Iran’s foreign ministry announced on Thursday that recent cyber attacks on its power facilities may have been caused by foreign governments.
“Thousands of cyber attacks are launched against the country’s infrastructures on a daily basis, which is not anything new. Most of those attacks are repulsed by our defense systems and the ‘cyber incident response teams’ without making any impact,” said Foreign Ministry spokesman Abbas Mousavi, according to Iran’s Tasnim news agency.
“In recent months, a couple of cyber attacks on a broader scale have been launched against the country’s infrastructures, and with the analysis of the dimensions and the technology used (in the attacks), one can say they have been sponsored or launched by governments,” he said.

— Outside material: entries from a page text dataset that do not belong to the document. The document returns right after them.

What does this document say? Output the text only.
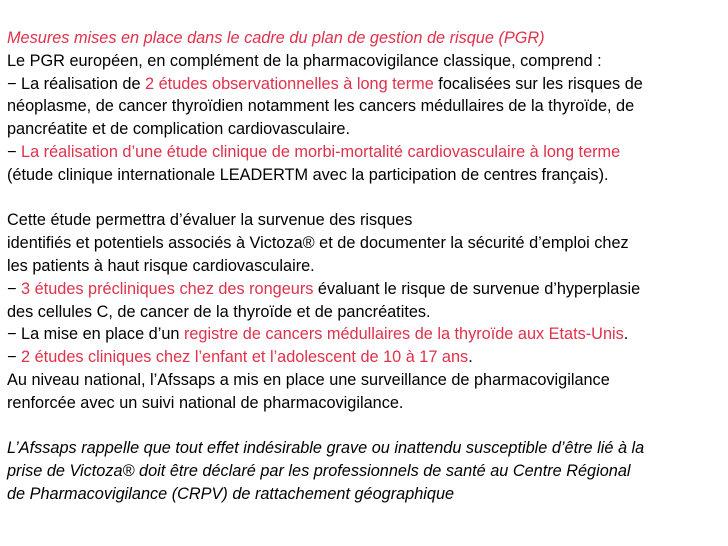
Mesures mises en place dans le cadre du plan de gestion de risque (PGR)
Le PGR européen, en complément de la pharmacovigilance classique, comprend :
− La réalisation de 2 études observationnelles à long terme focalisées sur les risques de
néoplasme, de cancer thyroïdien notamment les cancers médullaires de la thyroïde, de
pancréatite et de complication cardiovasculaire.
− La réalisation d’une étude clinique de morbi-mortalité cardiovasculaire à long terme
(étude clinique internationale LEADERTM avec la participation de centres français).
Cette étude permettra d’évaluer la survenue des risques
identifiés et potentiels associés à Victoza® et de documenter la sécurité d’emploi chez
les patients à haut risque cardiovasculaire.
− 3 études précliniques chez des rongeurs évaluant le risque de survenue d’hyperplasie
des cellules C, de cancer de la thyroïde et de pancréatites.
− La mise en place d’un registre de cancers médullaires de la thyroïde aux Etats-Unis.
− 2 études cliniques chez l’enfant et l’adolescent de 10 à 17 ans.
Au niveau national, l’Afssaps a mis en place une surveillance de pharmacovigilance
renforcée avec un suivi national de pharmacovigilance.
L’Afssaps rappelle que tout effet indésirable grave ou inattendu susceptible d’être lié à la
prise de Victoza® doit être déclaré par les professionnels de santé au Centre Régional
de Pharmacovigilance (CRPV) de rattachement géographique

Mousavi claimed that the attacks did not achieve “their main objectives,” additionally stating that the eruption over the past several weeks of explosions and fires at Iranian military, industrial and power sites had nothing to do with the cyber attacks.”
The Iranian official also threatened a response against foreign hackers.

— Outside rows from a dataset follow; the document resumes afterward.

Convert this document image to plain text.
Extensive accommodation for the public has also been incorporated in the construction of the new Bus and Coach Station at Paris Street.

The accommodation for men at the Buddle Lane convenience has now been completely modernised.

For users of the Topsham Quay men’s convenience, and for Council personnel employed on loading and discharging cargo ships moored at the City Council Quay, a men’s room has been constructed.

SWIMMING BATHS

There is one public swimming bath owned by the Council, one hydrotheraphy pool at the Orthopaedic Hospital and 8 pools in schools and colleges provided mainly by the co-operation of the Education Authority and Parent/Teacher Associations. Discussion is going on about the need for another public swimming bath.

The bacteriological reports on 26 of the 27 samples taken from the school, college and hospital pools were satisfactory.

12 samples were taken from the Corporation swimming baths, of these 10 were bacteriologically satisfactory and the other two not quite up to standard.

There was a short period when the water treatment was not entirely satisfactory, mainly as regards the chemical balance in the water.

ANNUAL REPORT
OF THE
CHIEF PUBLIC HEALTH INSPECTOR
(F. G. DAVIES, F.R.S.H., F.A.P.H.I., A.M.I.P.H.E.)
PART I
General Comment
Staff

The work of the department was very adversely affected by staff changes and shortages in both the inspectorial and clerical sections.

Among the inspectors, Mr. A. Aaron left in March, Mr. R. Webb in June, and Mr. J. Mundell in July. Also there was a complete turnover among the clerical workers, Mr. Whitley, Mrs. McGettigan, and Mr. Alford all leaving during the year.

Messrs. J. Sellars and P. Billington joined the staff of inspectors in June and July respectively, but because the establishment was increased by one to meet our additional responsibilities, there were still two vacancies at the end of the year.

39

“Iran reserves the right to take the appropriate and proportional reciprocal action at the appropriate time,” he said. “We may employ any tool to defend ourselves against the cyber attacks, including the cyberspace [sic] or other weaponry.”
According to a Washington Post report in May, Israel carried out a cyber attack that shut down one of Iran’s major ports for days, apparently in retaliation for an attempted Iranian attack the previous month on Israel’s water infrastructure. Iran denies that it was behind the failed hacking operation.
Iran and Israel have been engaged in a covert cyber war for the past decade.
The Stuxnet worm, revealed in 2010 and widely assumed to be a joint Israel-U.S. creation, is believed to have caused serious damage to Iran’s nuclear program. Last September, a general in Iran’s Islamic Revolutionary Guard Corps said that the “Stuxnet cyber attack had had the positive effect of ‘causing us to pay attention’ to the cyber security of its nuclear installations.”
Last November, members of Israel’s Joint Cyber Defense Division, Intelligence Directorate, air force, navy and ground forces flew to the United States for a joint drill with their American counterparts, dubbed “Cyber Dome.”